The two producers earlier this week announced they plan to invest approximately $900 million to develop the Blind Faith Field, which they estimate has a gross resource potential exceeding 100 million barrels of oil-equivalent. The producers reported this week that they expect initial production of approximately 30,000 barrels of oil per day and 30 million cubic feet of gas per day to commence during the first half of 2008.
"We welcome and appreciate the opportunity to further our relationships with Chevron and Kerr-McGee," said Alan Armstrong, senior vice president of Williams' midstream business unit. "We work hand-in-hand with producers to optimize the value of their reserves by developing critical infrastructure that brings their production online quickly and effectively."

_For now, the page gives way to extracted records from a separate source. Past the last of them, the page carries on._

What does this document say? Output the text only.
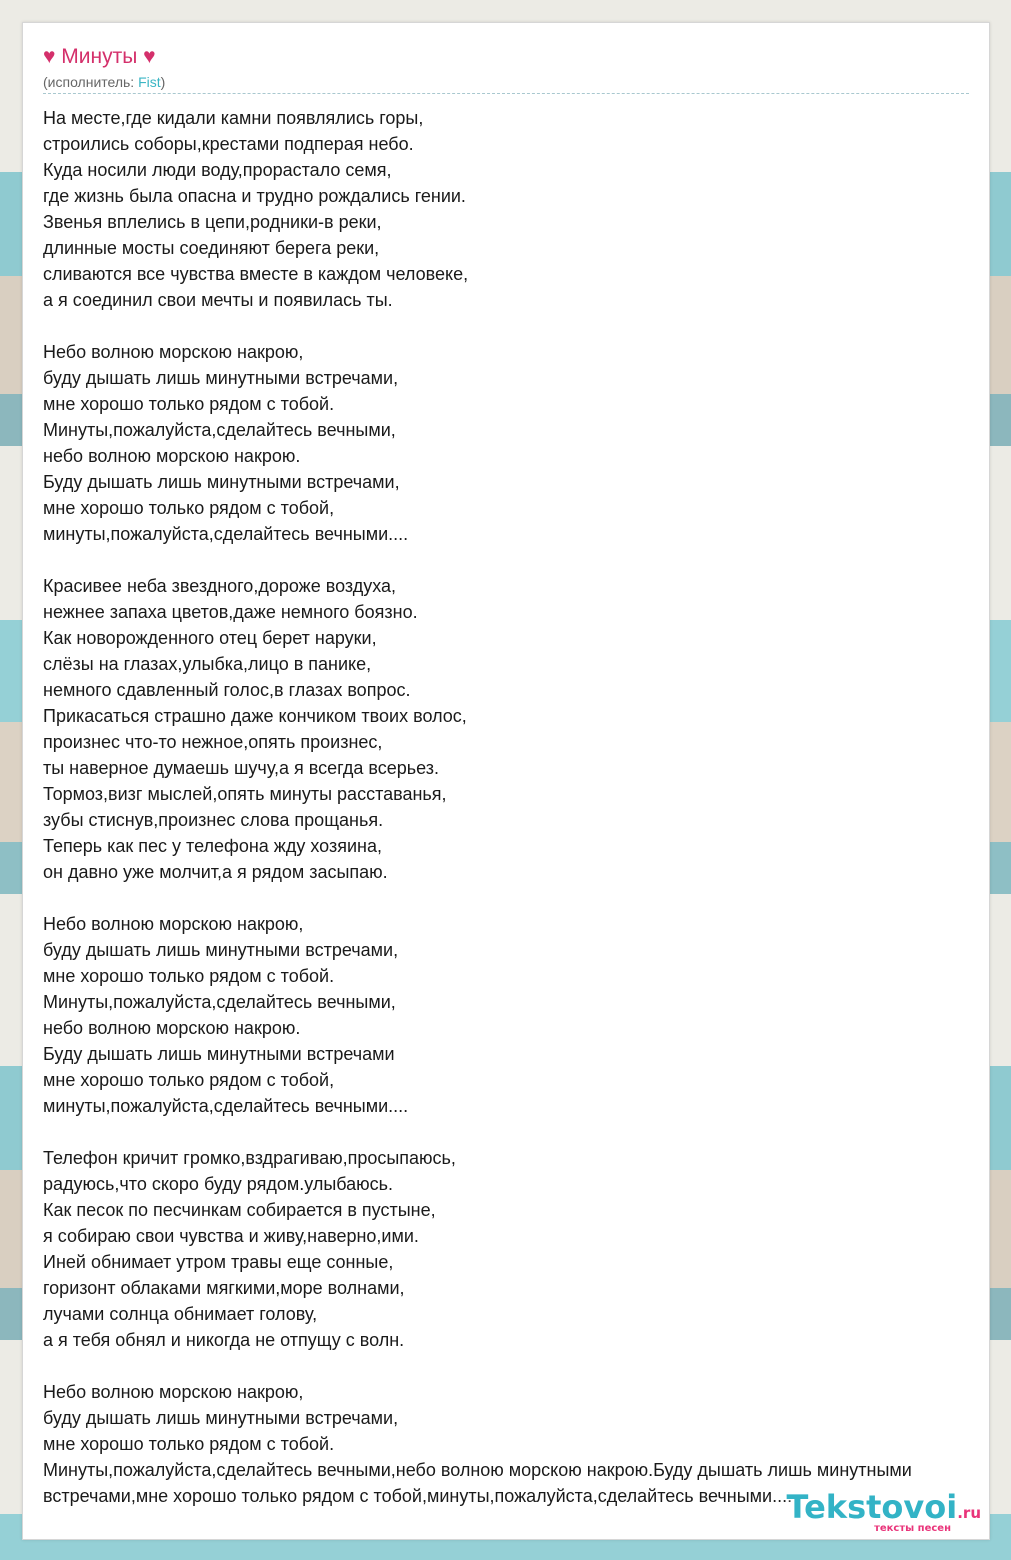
♥ Минуты ♥
(исполнитель: Fist)
На месте,где кидали камни появлялись горы,
строились соборы,крестами подперая небо.
Куда носили люди воду,прорастало семя,
где жизнь была опасна и трудно рождались гении.
Звенья вплелись в цепи,родники-в реки,
длинные мосты соединяют берега реки,
сливаются все чувства вместе в каждом человеке,
а я соединил свои мечты и появилась ты.
Небо волною морскою накрою,
буду дышать лишь минутными встречами,
мне хорошо только рядом с тобой.
Минуты,пожалуйста,сделайтесь вечными,
небо волною морскою накрою.
Буду дышать лишь минутными встречами,
мне хорошо только рядом с тобой,
минуты,пожалуйста,сделайтесь вечными....
Красивее неба звездного,дороже воздуха,
нежнее запаха цветов,даже немного боязно.
Как новорожденного отец берет наруки,
слёзы на глазах,улыбка,лицо в панике,
немного сдавленный голос,в глазах вопрос.
Прикасаться страшно даже кончиком твоих волос,
произнес что-то нежное,опять произнес,
ты наверное думаешь шучу,а я всегда всерьез.
Тормоз,визг мыслей,опять минуты расставанья,
зубы стиснув,произнес слова прощанья.
Теперь как пес у телефона жду хозяина,
он давно уже молчит,а я рядом засыпаю.
Небо волною морскою накрою,
буду дышать лишь минутными встречами,
мне хорошо только рядом с тобой.
Минуты,пожалуйста,сделайтесь вечными,
небо волною морскою накрою.
Буду дышать лишь минутными встречами
мне хорошо только рядом с тобой,
минуты,пожалуйста,сделайтесь вечными....
Телефон кричит громко,вздрагиваю,просыпаюсь,
радуюсь,что скоро буду рядом.улыбаюсь.
Как песок по песчинкам собирается в пустыне,
я собираю свои чувства и живу,наверно,ими.
Иней обнимает утром травы еще сонные,
горизонт облаками мягкими,море волнами,
лучами солнца обнимает голову,
а я тебя обнял и никогда не отпущу с волн.
Небо волною морскою накрою,
буду дышать лишь минутными встречами,
мне хорошо только рядом с тобой.
Минуты,пожалуйста,сделайтесь вечными,небо волною морскою накрою.Буду дышать лишь минутными
встречами,мне хорошо только рядом с тобой,минуты,пожалуйста,сделайтесь вечными....
Tekstovoi.ru
тексты песен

To accommodate production from the Blind Faith acreage and the surrounding blocks, Williams has agreed to extend its Canyon Chief and Mountaineer pipelines. Both of these pipelines were placed in service in May 2004 to support production from the Devils Tower Field at Mississippi Canyon block 773.
Williams expects to have the extensions ready for service by mid-2007. The $177 million project will facilitate a 37-mile extension of each pipeline.
The agreement also creates opportunities for Williams to move natural gas from the Blind Faith discovery through its Mobile Bay, Ala., processing plant and its Transco and Gulfstream interstate pipeline systems. Recovered natural gas liquids from Blind Faith also could be fractionated at Williams' facilities in Baton Rouge or Paradis, La.
"We're committed to giving our customers reliable services by using the full extent of our deepwater experience and facilities in the Gulf. We have designed our operations to aggregate production from multiple fields into common infrastructure, like we've done here," Armstrong said.